For two hours, I watched Sunday's New York City Marathon from my couch, riveted by the head-to-head race between Paula Radcliffe and her opponent Gete Wami. For two hours I watched them run.
If you would've told me a year ago that I would find a marathon interesting enough to watch on TV, I probably would have called you deluded. Long-distance running may be good exercise but it is a boring, monotonous sport — especially as a spectator. Wasn't that obvious?
Well, no, actually. I was - ahem - wrong. I was wrong because this year, I watched it as a runner, my foot propped up on a bag of ice (I'm suffering from Achilles Tendonitis), fascinated by how effortless five-minute miles could seem; in suspense when it looked like Radcliffe's legs were ready to collapse underneath her; and nearly jumping out of my seat when Wami surged ahead for a split second at mile 25 before falling back behind.
I was sucked in because last month, I finished my first half-marathon. After a decade of three-mile start-and-stop running fits, I got my ass to a long-distance race and finished it in 2:21:27.
The story about how I got there, I'll save for another day. But let's just say that I only ever wanted to do one — just to say I did it and move on. What I didn't expect, though, was that I would like the feeling of accomplishment I got each time I went further or faster during practice runs and shorter races; that I would like the physical challenge, even though I think of myself as cerebral; that I would experience a sense of physical accomplishment that had nothing to do with vanity. And so now, I'm planning on running my second half this January. And this time, I plan to do it faster.

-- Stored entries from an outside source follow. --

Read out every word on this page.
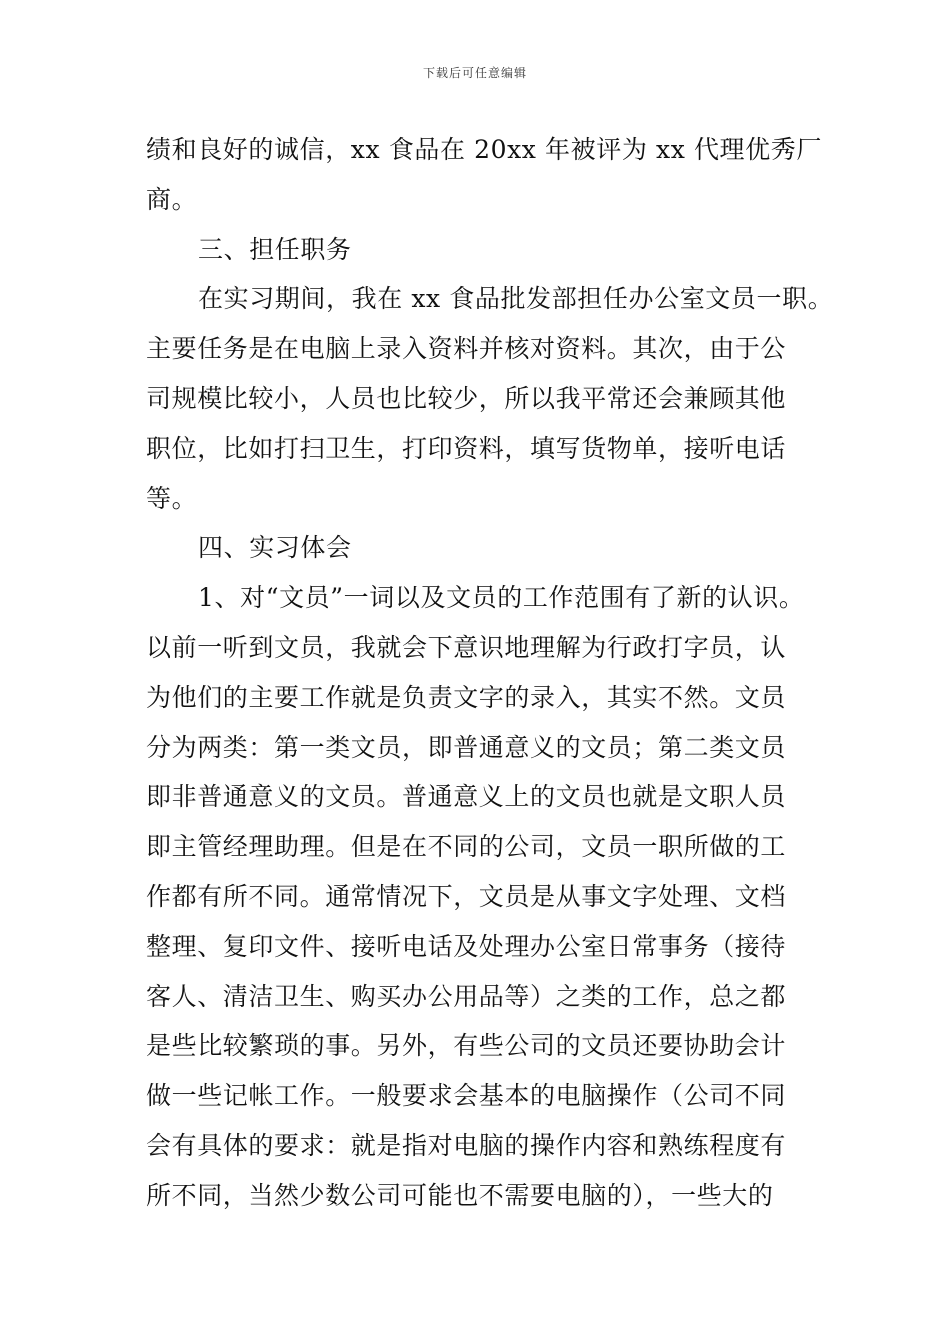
下载后可任意编辑
绩和良好的诚信，xx 食品在 20xx 年被评为 xx 代理优秀厂
商。
三、担任职务
在实习期间，我在 xx 食品批发部担任办公室文员一职。
主要任务是在电脑上录入资料并核对资料。其次，由于公
司规模比较小，人员也比较少，所以我平常还会兼顾其他
职位，比如打扫卫生，打印资料，填写货物单，接听电话
等。
四、实习体会
1、对“文员”一词以及文员的工作范围有了新的认识。
以前一听到文员，我就会下意识地理解为行政打字员，认
为他们的主要工作就是负责文字的录入，其实不然。文员
分为两类：第一类文员，即普通意义的文员；第二类文员
即非普通意义的文员。普通意义上的文员也就是文职人员
即主管经理助理。但是在不同的公司，文员一职所做的工
作都有所不同。通常情况下，文员是从事文字处理、文档
整理、复印文件、接听电话及处理办公室日常事务（接待
客人、清洁卫生、购买办公用品等）之类的工作，总之都
是些比较繁琐的事。另外，有些公司的文员还要协助会计
做一些记帐工作。一般要求会基本的电脑操作（公司不同
会有具体的要求：就是指对电脑的操作内容和熟练程度有
所不同，当然少数公司可能也不需要电脑的），一些大的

The only problem, of course, is my left heel which has had me sitting out for the past two weeks and freaked that I'm going to lose the momentum that got me to the half-marathon in the first place. Especially, as fall turns to winter — the bitter cold is disincentive enough to stop running, forget about restarting.
I was freaked out, that is, until I watched the marathon and caught myself thinking wow, that was awesome. And suddenly, I knew that no matter what, I would get back out there as soon as I could. Finally, I get the whole runner's high hullabaloo.
And then I kicked myself (with my good foot of course) for being too hung over to make it to Central Park and cheer the racers at the finish line.